Xiao Jun tampak berpikir. Sesuatu yang menghalangi itu mungkin karena sihirnya belum selevel dengan pengirim sehingga ketika ia mendekati sumbernya, justru tenaganya yang terserap dan ia tidak bisa menembus kekuatan
pihak itu.
“Mungkin aku harus berlatih lagi sebelum menghadapinya.” Ya… dalam kondisi saat ini, Xiao Jun tidak punya pilihan selain itu. Ia tidak mungkin secepat itu kembali ke Hongkong atau Li San akan mencurigainya.
***
“Yak, pertahankan senyumnya!” Cekrek… cekrek…
“Weini, Steven lebih mesra lagi tatapannya. Nah gitu, tahan!”
Pemotretan sudah berlangsung kurang lebih satu jam. Weini dan Steven bekerja keras demi cover sinetron baru mereka yang akan mulai ditayangkan minggu depan. Semula Weini sempat canggung dengan pengalaman
pertamanya sebagai foto model. Untung saja Steven tak keberatan mengarahkannya, dan rasa gugup itu perlahan lenyap dari hati Weini.

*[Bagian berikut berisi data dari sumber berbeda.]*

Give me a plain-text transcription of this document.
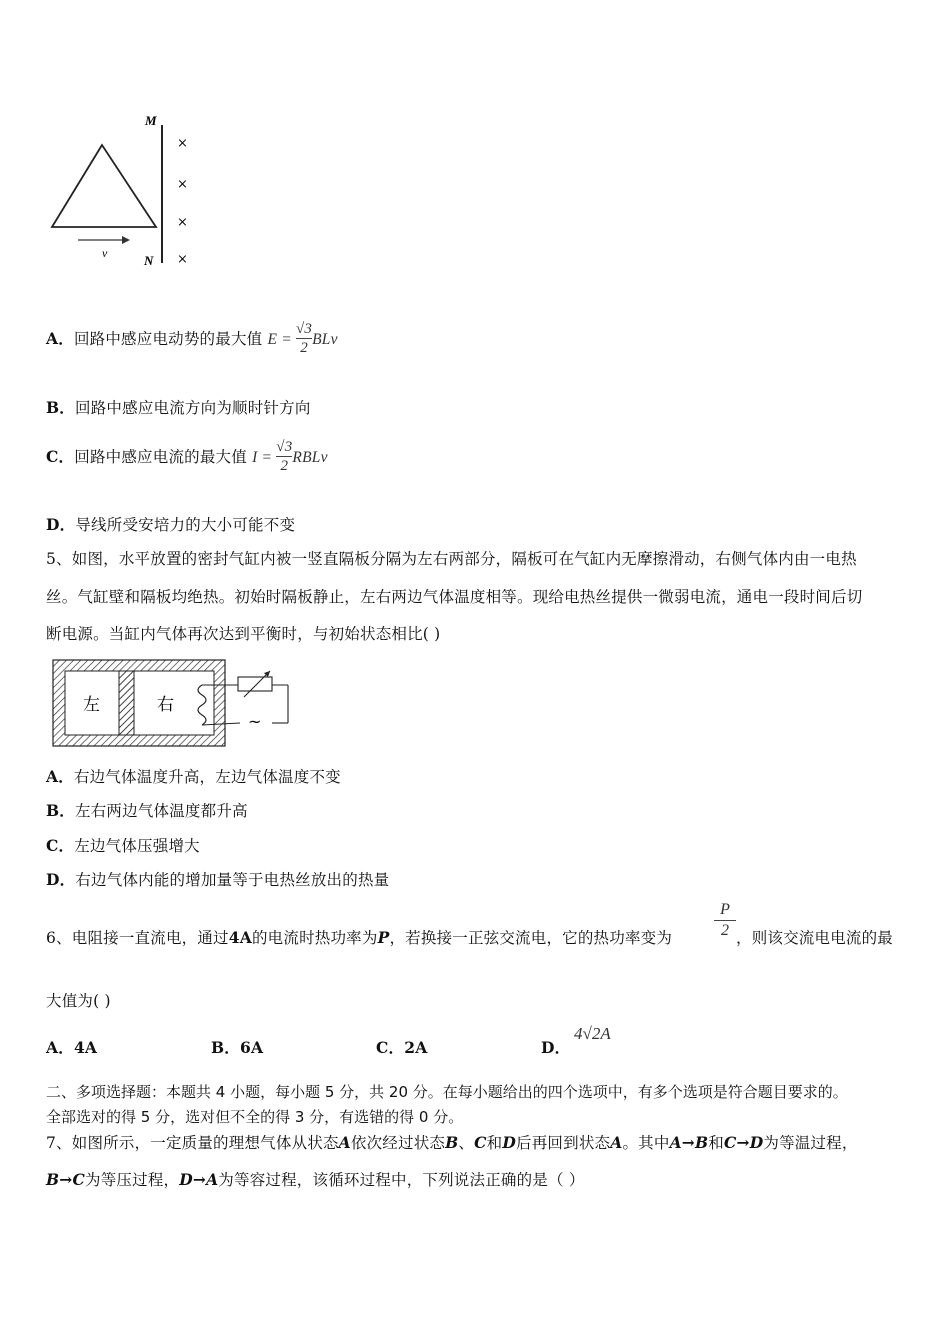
M
N
v
×
×
×
×
A．回路中感应电动势的最大值 $E = \frac{√3}{2}$ BLv
B．回路中感应电流方向为顺时针方向
C．回路中感应电流的最大值 $I = \frac{√3}{2}$ RBLv
D．导线所受安培力的大小可能不变
5、如图，水平放置的密封气缸内被一竖直隔板分隔为左右两部分，隔板可在气缸内无摩擦滑动，右侧气体内由一电热
丝。气缸壁和隔板均绝热。初始时隔板静止，左右两边气体温度相等。现给电热丝提供一微弱电流，通电一段时间后切
断电源。当缸内气体再次达到平衡时，与初始状态相比( )
左	右
~
A．右边气体温度升高，左边气体温度不变
B．左右两边气体温度都升高
C．左边气体压强增大
D．右边气体内能的增加量等于电热丝放出的热量
6、电阻接一直流电，通过4A的电流时热功率为P，若换接一正弦交流电，它的热功率变为	$\frac{P}{2}$ ，则该交流电电流的最
大值为( )
A．4A	B．6A	C．2A	D．
4√2A
二、多项选择题：本题共 4 小题，每小题 5 分，共 20 分。在每小题给出的四个选项中，有多个选项是符合题目要求的。
全部选对的得 5 分，选对但不全的得 3 分，有选错的得 0 分。
7、如图所示，一定质量的理想气体从状态A依次经过状态B、C和D后再回到状态A。其中A→B和C→D为等温过程，
B→C为等压过程，D→A为等容过程，该循环过程中，下列说法正确的是（ ）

“Oke bungkus! Mantap buat Weini dan Steven, chemistrynya dapet banget.” Fotografer memuji kecocokan sepasang kekasih dalam sinetron itu hingga membuat Weini tersipu.

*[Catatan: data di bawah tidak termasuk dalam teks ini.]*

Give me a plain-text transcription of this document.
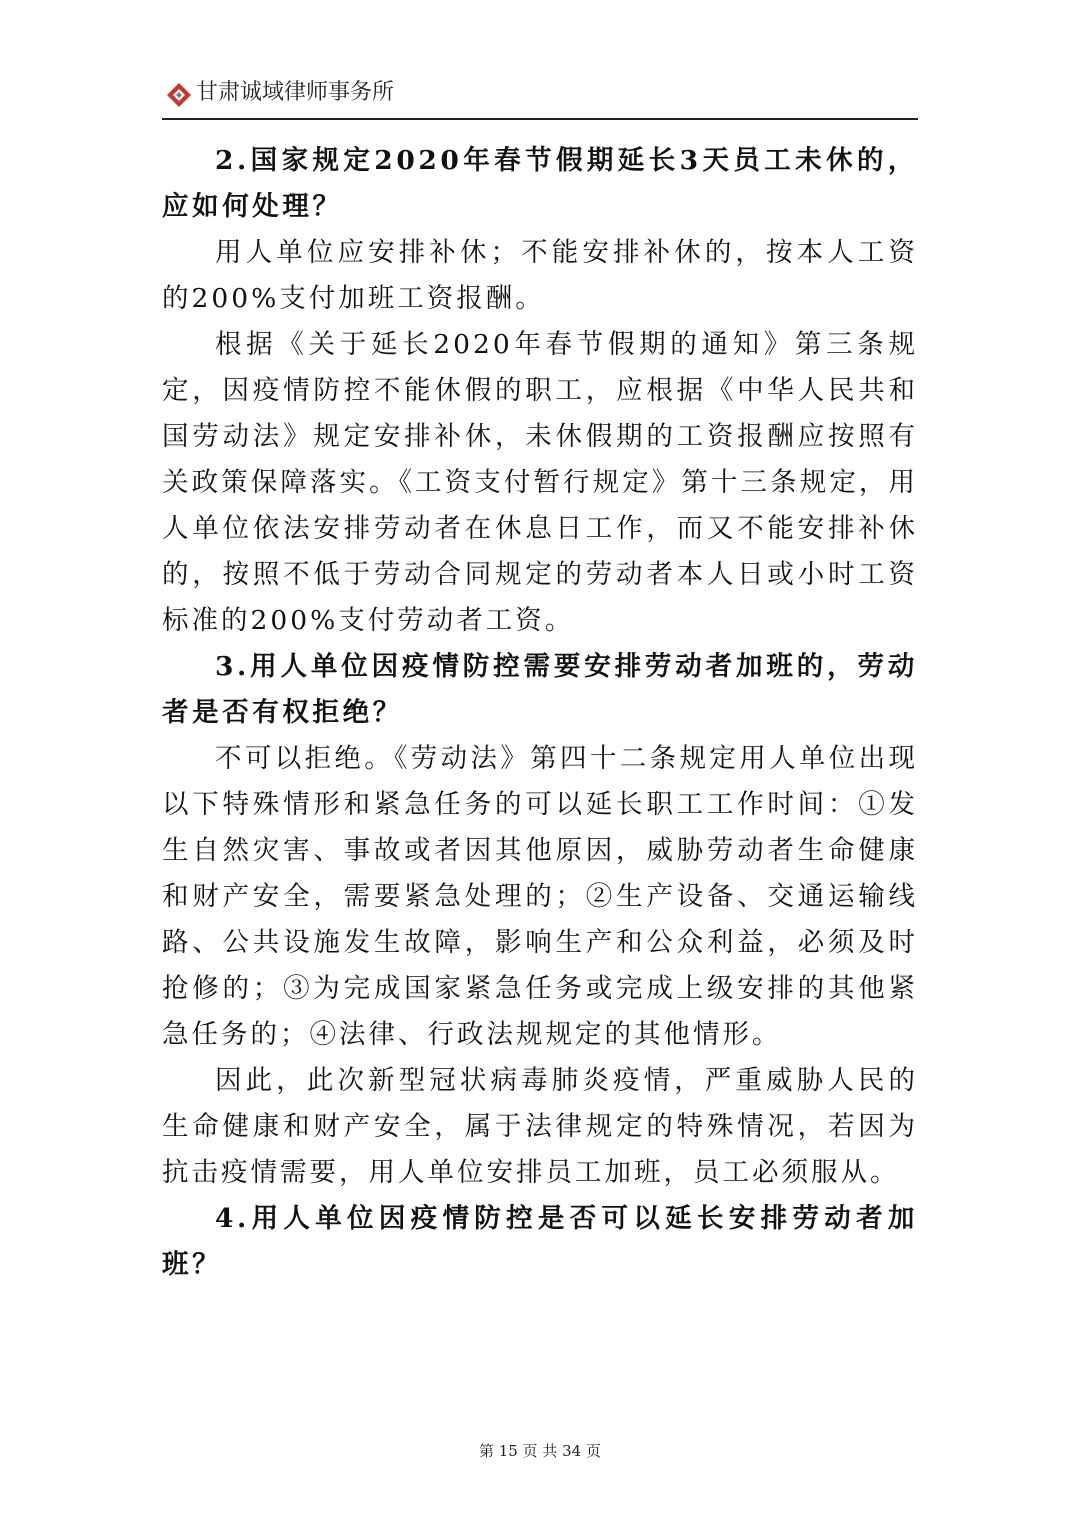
甘肃诚域律师事务所

2.国家规定2020年春节假期延长3天员工未休的，应如何处理？

用人单位应安排补休；不能安排补休的，按本人工资的200%支付加班工资报酬。

根据《关于延长2020年春节假期的通知》第三条规定，因疫情防控不能休假的职工，应根据《中华人民共和国劳动法》规定安排补休，未休假期的工资报酬应按照有关政策保障落实。《工资支付暂行规定》第十三条规定，用人单位依法安排劳动者在休息日工作，而又不能安排补休的，按照不低于劳动合同规定的劳动者本人日或小时工资标准的200%支付劳动者工资。

3.用人单位因疫情防控需要安排劳动者加班的，劳动者是否有权拒绝？

不可以拒绝。《劳动法》第四十二条规定用人单位出现以下特殊情形和紧急任务的可以延长职工工作时间：①发生自然灾害、事故或者因其他原因，威胁劳动者生命健康和财产安全，需要紧急处理的；②生产设备、交通运输线路、公共设施发生故障，影响生产和公众利益，必须及时抢修的；③为完成国家紧急任务或完成上级安排的其他紧急任务的；④法律、行政法规规定的其他情形。

因此，此次新型冠状病毒肺炎疫情，严重威胁人民的生命健康和财产安全，属于法律规定的特殊情况，若因为抗击疫情需要，用人单位安排员工加班，员工必须服从。

4.用人单位因疫情防控是否可以延长安排劳动者加班？

第 15 页 共 34 页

Bams tak kalah senang melihat kelancaran pemotretan perdana Weini. Ia merasa feelingnya memilih Weini memang tepat. Gadis itu sangat cepat belajar hal baru. Bams menaruh harapan besar padanya. Ia yakin Weini akan menjadi bintang yang paling bersinar terang di dunia entertainment.

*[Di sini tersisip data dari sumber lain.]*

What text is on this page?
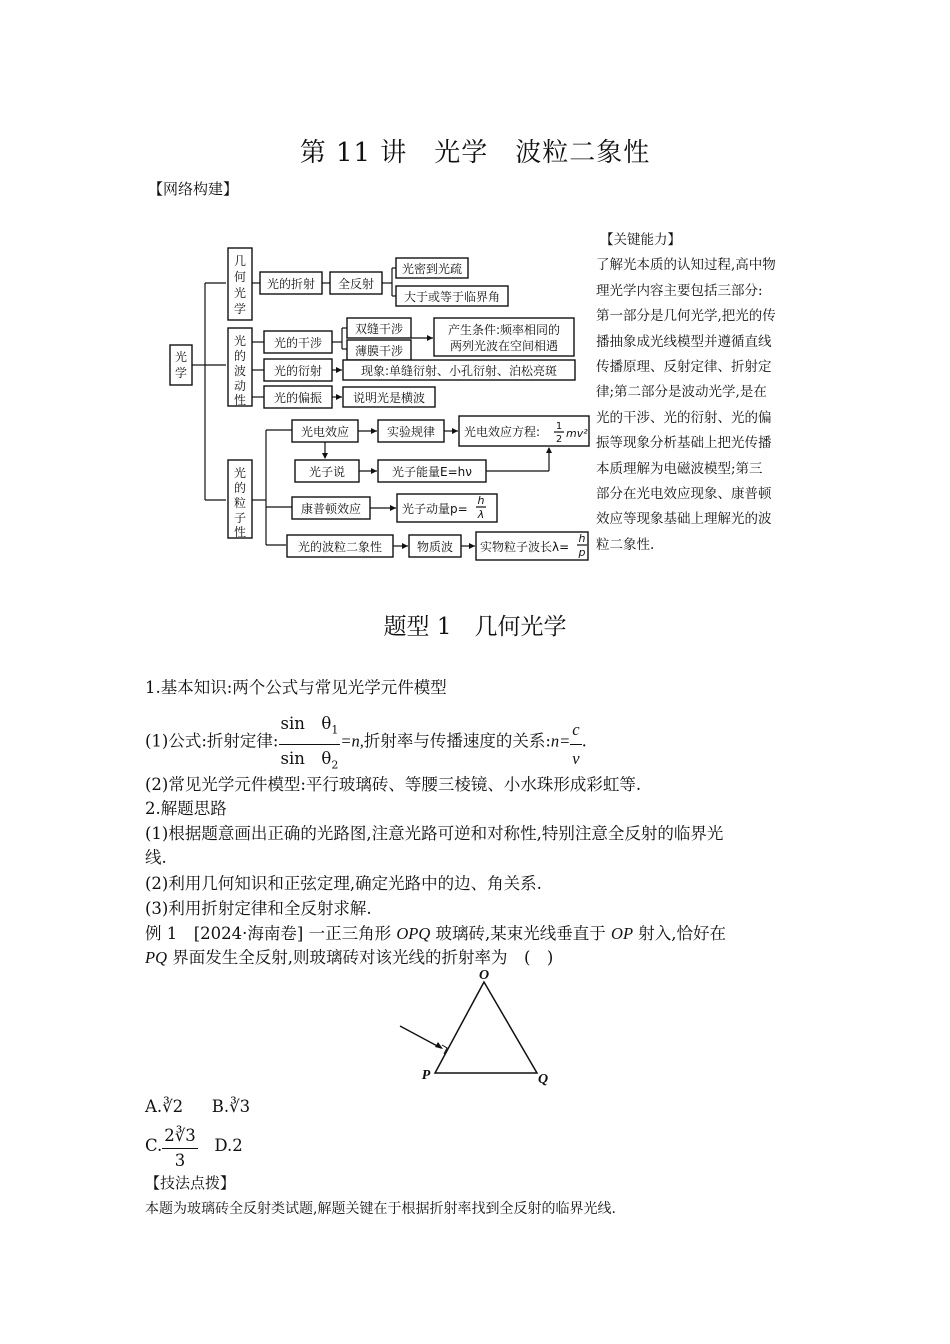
第 11 讲　光学　波粒二象性
【网络构建】
光
学
几
何
光
学
光
的
波
动
性
光
的
粒
子
性
光的折射 全反射
光密到光疏
大于或等于临界角
光的干涉
双缝干涉
薄膜干涉
产生条件:频率相同的
两列光波在空间相遇
光的衍射	现象:单缝衍射、小孔衍射、泊松亮斑
光的偏振	说明光是横波
光电效应	实验规律 光电效应方程: 1
2 mv²
光子说	光子能量E=hν
康普顿效应	光子动量p=
h
λ
光的波粒二象性	物质波 实物粒子波长λ=
h
p
【关键能力】
了解光本质的认知过程,高中物理光学内容主要包括三部分:第一部分是几何光学,把光的传播抽象成光线模型并遵循直线传播原理、反射定律、折射定律;第二部分是波动光学,是在光的干涉、光的衍射、光的偏振等现象分析基础上把光传播本质理解为电磁波模型;第三部分在光电效应现象、康普顿效应等现象基础上理解光的波粒二象性.
题型 1　几何光学
1.基本知识:两个公式与常见光学元件模型
(1)公式:折射定律: $\frac{\sin \theta_1}{\sin \theta_2} =n$,折射率与传播速度的关系:n= $\frac{c}{v}$ .
(2)常见光学元件模型:平行玻璃砖、等腰三棱镜、小水珠形成彩虹等.
2.解题思路
(1)根据题意画出正确的光路图,注意光路可逆和对称性,特别注意全反射的临界光
线.
(2)利用几何知识和正弦定理,确定光路中的边、角关系.
(3)利用折射定律和全反射求解.
例 1　[2024·海南卷] 一正三角形 OPQ 玻璃砖,某束光线垂直于 OP 射入,恰好在
PQ 界面发生全反射,则玻璃砖对该光线的折射率为　(　)
O
P	Q
A.∛2 B.∛3
C. $\frac{2∛3}{3} D.2$
【技法点拨】
本题为玻璃砖全反射类试题,解题关键在于根据折射率找到全反射的临界光线.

Plok plok plok… Bams menghampiri kedua pemainnya dengan sambutan tepuk tangan. “Nice Job today! Btw, Weini lo masih ada satu sesi pemotretan tunggal. Kita break sebentar buat prepare ya.”
“Buat cover juga ya kak?”
“No no no… buat CV lo. Tiap artis punya itu dan itu diharuskan dari managemen.”
Bams hendak menjelaskan lebih detail lagi pada Weini namun seorang staf creator menyita waktunya. Kedua pria itu terlibat percakapan serius di hadapan Weini, namun suara mereka nyaris tidak terdengar. Weini merasa geli akan itu, dua pria di hadapannya berbisik dalam obrolan yang serius ketimbang mencari tempat lain yang lebih prifat untuk bicara. Tanpa sadar Weini tertawa kecil.
“Ada yang lucu ya?” suara pria yang tak asing itu memotong pikiran Weini. Ia menoleh pada lawan mainnya yang manis dan tersenyum ramah.
“Emmm… ada deh.” Jawab Weini sengaja memancing penasaran Steven.
Mereka berdua sudah syuting beberapa episode bersama namun hingga sesi pemotretan sekarang, belum ada kesempatan terlibat obrolan yang santai. Weini selalu datang ke lokasi dalam waktu yang mepet dan segera
pulang setelah kelar. Ketika istirahat, mereka sibuk berganti kostum, menghapal script dan make up demi shooting scene berikutnya. Kali ini, Steven yang inisiatif untuk mengenal lebih dekat Weini. Kelincahan, kecantikan serta keramahan gadis berkulit kuning langsat itu memikat hatinya.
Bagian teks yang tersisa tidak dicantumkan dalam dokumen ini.